Para citar um exemplo tomemos a poesia de um desses louvores que diz: Se diante de mim o mar não se abrir, Deus vai me fazer andar sobre as águas. Respaldo bíblico, certamente tem?
A promessa de Deus dirigida a Isaías em 43:1 diz claramente: Quando entrares nas águas eu serei contigo. Mas há quem diga que o versículo fala de um ato anterior de fé. É preciso mergulhar para ver a promessa de cumprir.
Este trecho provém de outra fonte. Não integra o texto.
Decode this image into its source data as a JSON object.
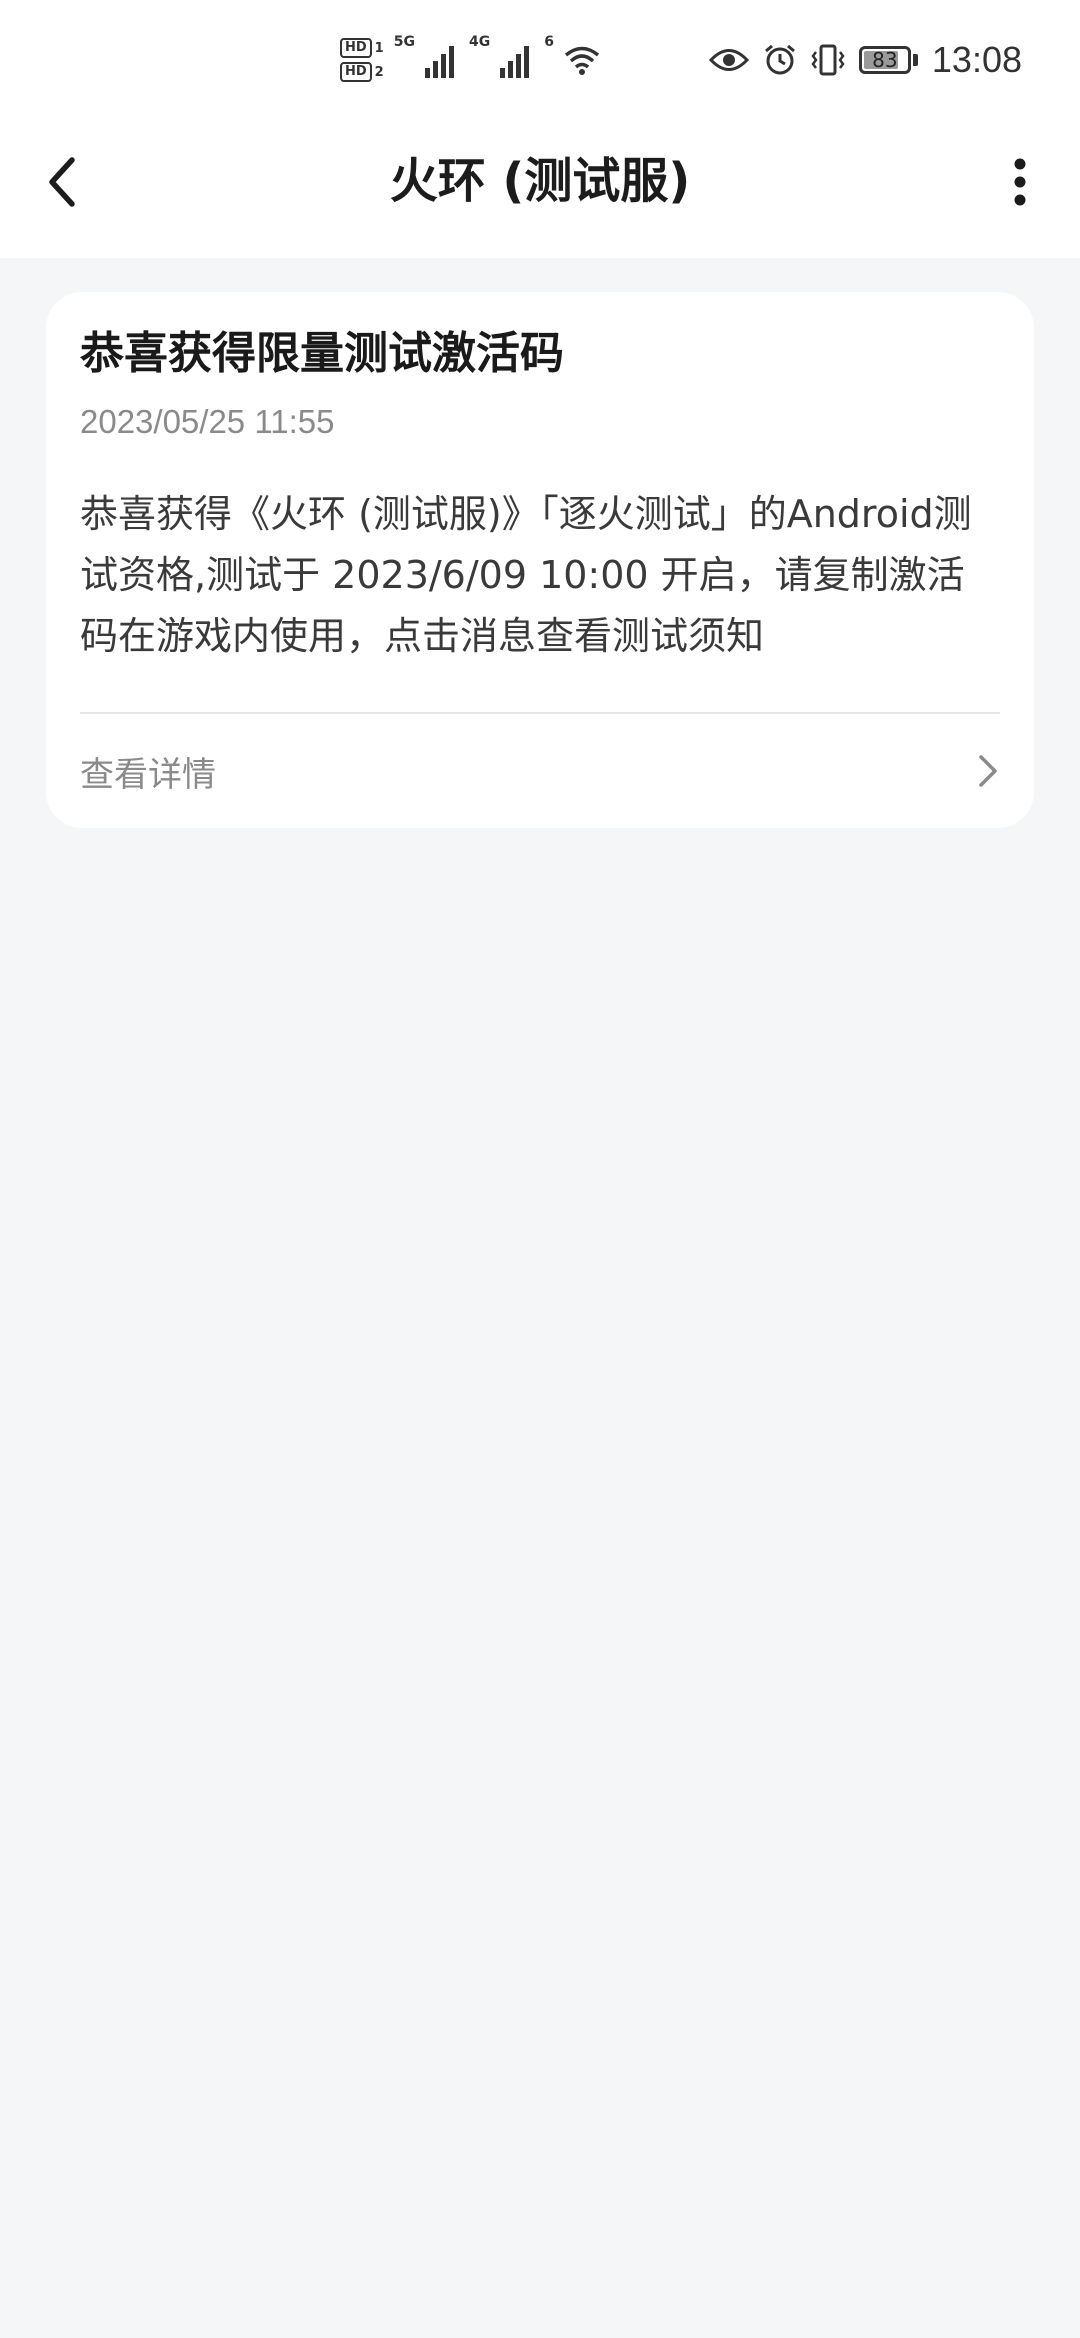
{
  "status_bar": {
    "hd1": "HD",
    "hd1_sub": "1",
    "hd2": "HD",
    "hd2_sub": "2",
    "net1": "5G",
    "net2": "4G",
    "wifi_badge": "6",
    "battery_level": "83",
    "time": "13:08",
    "icons": [
      "eye-icon",
      "alarm-icon",
      "vibrate-icon",
      "battery-icon"
    ]
  },
  "app_bar": {
    "title": "火环 (测试服)",
    "back_icon": "chevron-left-icon",
    "more_icon": "more-vertical-icon"
  },
  "message": {
    "title": "恭喜获得限量测试激活码",
    "time": "2023/05/25 11:55",
    "body": "恭喜获得《火环 (测试服)》「逐火测试」的Android测试资格,测试于 2023/6/09 10:00 开启，请复制激活码在游戏内使用，点击消息查看测试须知",
    "detail_label": "查看详情",
    "detail_icon": "chevron-right-icon"
  },
  "colors": {
    "background": "#f5f6f8",
    "card": "#ffffff",
    "title_text": "#1a1a1a",
    "secondary_text": "#8a8a8a"
  }
}
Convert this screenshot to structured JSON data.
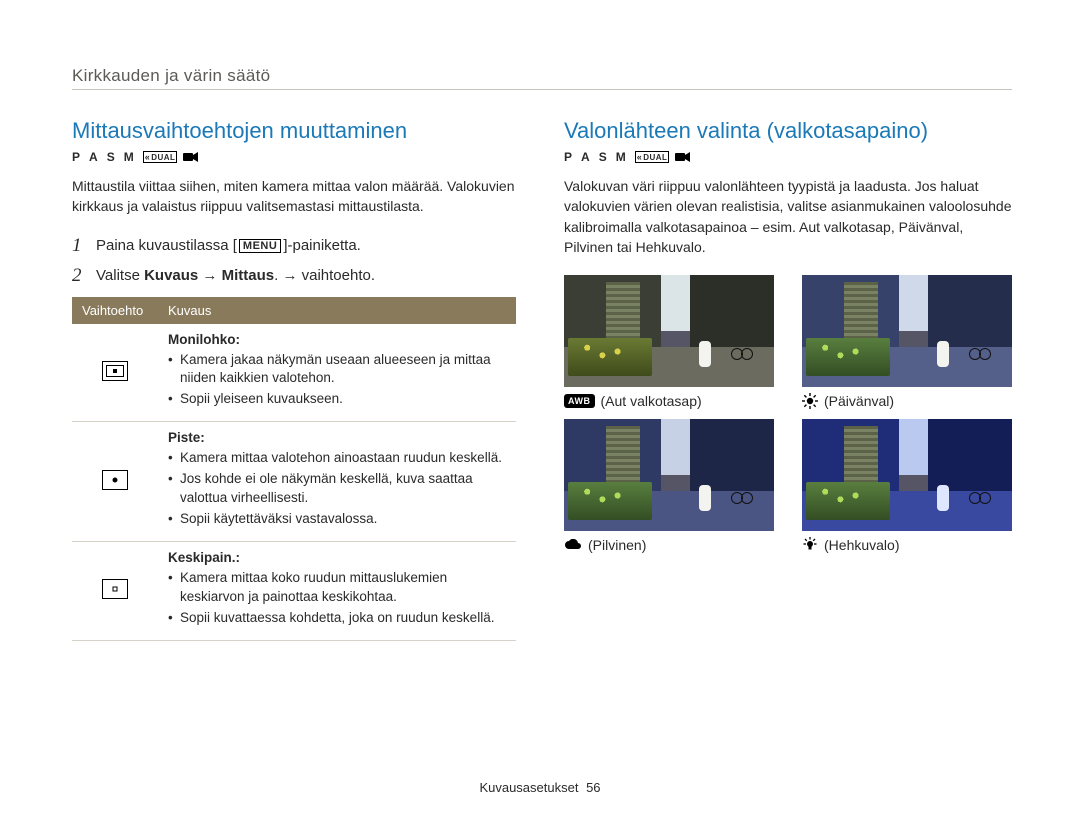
{
  "header": {
    "section_label": "Kirkkauden ja värin säätö"
  },
  "modes": {
    "p": "P",
    "a": "A",
    "s": "S",
    "m": "M",
    "dual": "DUAL"
  },
  "left": {
    "title": "Mittausvaihtoehtojen muuttaminen",
    "intro": "Mittaustila viittaa siihen, miten kamera mittaa valon määrää. Valokuvien kirkkaus ja valaistus riippuu valitsemastasi mittaustilasta.",
    "step1_pre": "Paina kuvaustilassa [",
    "step1_menu": "MENU",
    "step1_post": "]-painiketta.",
    "step2_pre": "Valitse ",
    "step2_b1": "Kuvaus",
    "step2_arrow1": " → ",
    "step2_b2": "Mittaus",
    "step2_post": ". → vaihtoehto.",
    "table": {
      "th_option": "Vaihtoehto",
      "th_desc": "Kuvaus",
      "multi": {
        "title": "Monilohko:",
        "b1": "Kamera jakaa näkymän useaan alueeseen ja mittaa niiden kaikkien valotehon.",
        "b2": "Sopii yleiseen kuvaukseen."
      },
      "spot": {
        "title": "Piste:",
        "b1": "Kamera mittaa valotehon ainoastaan ruudun keskellä.",
        "b2": "Jos kohde ei ole näkymän keskellä, kuva saattaa valottua virheellisesti.",
        "b3": "Sopii käytettäväksi vastavalossa."
      },
      "center": {
        "title": "Keskipain.:",
        "b1": "Kamera mittaa koko ruudun mittauslukemien keskiarvon ja painottaa keskikohtaa.",
        "b2": "Sopii kuvattaessa kohdetta, joka on ruudun keskellä."
      }
    }
  },
  "right": {
    "title": "Valonlähteen valinta (valkotasapaino)",
    "intro": "Valokuvan väri riippuu valonlähteen tyypistä ja laadusta. Jos haluat valokuvien värien olevan realistisia, valitse asianmukainen valoolosuhde kalibroimalla valkotasapainoa – esim. Aut valkotasap, Päivänval, Pilvinen tai Hehkuvalo.",
    "wb": {
      "auto": {
        "badge": "AWB",
        "label": "Aut valkotasap"
      },
      "daylight": {
        "label": "Päivänval"
      },
      "cloudy": {
        "label": "Pilvinen"
      },
      "tungsten": {
        "label": "Hehkuvalo"
      }
    }
  },
  "footer": {
    "section": "Kuvausasetukset",
    "page": "56"
  }
}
Mas a questão é que essa nova hinologia trouxe também para a igreja uma linguagem, se não nova, mais distante. Não se diz mais, como antigamente, vamos cantar corinhos, isto nem de longe assume a força de ministrar louvores, como é a forma usual. O mesmo hino citado serve como exemplo para avaliar a autocrítica que o autor faz na composição. Atesta ele encontrar-se em tal condição espiritual tão elevada, que estaria no momento “rompendo em fé”. Sinceramente confesso não saber se a afirmativa é boa ou ruim em si mesma. Conheço bem o que um rompimento com a fé pode me trazer, contudo, desconheço, até então, o benefício que um rompimento “na” ou “em” fé pode me trazer.

Como argumento final se estabelece a constatação de que na hinologia atual há uma inversão de posições na eterna busca do Criador pela criatura. Alguns dos hinos atuais embutem manifestações que configuram que esta perseguição hoje se dá em sentido contrário, onde a igreja hoje se encontra preparada para o glorioso Dia do Senhor. Deus agora é que necessita ser buscado e localizado para que este encontro aconteça. Outro louvor nos assegura quanto esta magnífica situação em que supostamente a igreja se encontra: Somos corpo, assim bem ajustado. Totalmente ligado. Unidos, vivendo em amor. Um outro, mais declaradamente manifesta essa inversão quando afirma: Senhor tu estás aqui. Teu povo quer te servir. Toma o teu lugar. Pergunto eu: por que haveria necessidade de se convidar Deus para tomar lugar que já é seu? Por que motivo, para que desta forma o sirvamos? Que corpo é este tão bem ajustado? Onde está esta igreja?

Henry Maxwuell Wright, autor de alguns hinos do hinário, morreu sem encontrá-la. A doutrina da sua poesia é bem mais arcaica. Ela nos fala de um tempo diferente de hoje, quando Deus ainda andava incansável em busca do pecador, quer estivesse ele dentro ou fora da igreja. Fala de um pecador que se põe em fuga, necessitando dramaticamente que o amor de Deus o encontre e o resgate. O hino 38 do H.E. nos fala de um amor assim. De um “Amor que Vence”, já que este é o título do hino. Fala de um amor que parece não mais existir, ou então, que de tanto vencer, teve também a sua validade vencida, como parece acontecer nos hinos atuais.
Amor, que por amor desceste!
Amor, que por amor morreste!
Ah! Quanta dor não padeceste!
Minha alma vieste resgatar
E meu amor ganhar!

Amor, que com amor seguias,
A mim, que sem amor tu vias!
Oh! Quanto amor por mim sentias,
Eterno Deus, Senhor Jesus,
Sofrendo sobre a cruz!

Um comentário:

NEHEMIAS RUBIM disse...

Prezado amigo Sergio
" Por quê haveria necessidade de se convidar Deus para tomar lugar que já é seu ?", pergunta você. Como tentativa de resposta falo da diferença entre Deus e CONSCIÊNCIA DE DEUS. Se o Reino de Deus está dentro de nós, precisamos tomar consciência disto. Como? Praticando o amor. A fé sem as obras é nula, você publicou outro dia. Quem ama vive Deus já que Deus é amor. Creio que quanto mais amarmos mais Consciência de Deus teremos, mais "Deus tomaria seu lugar."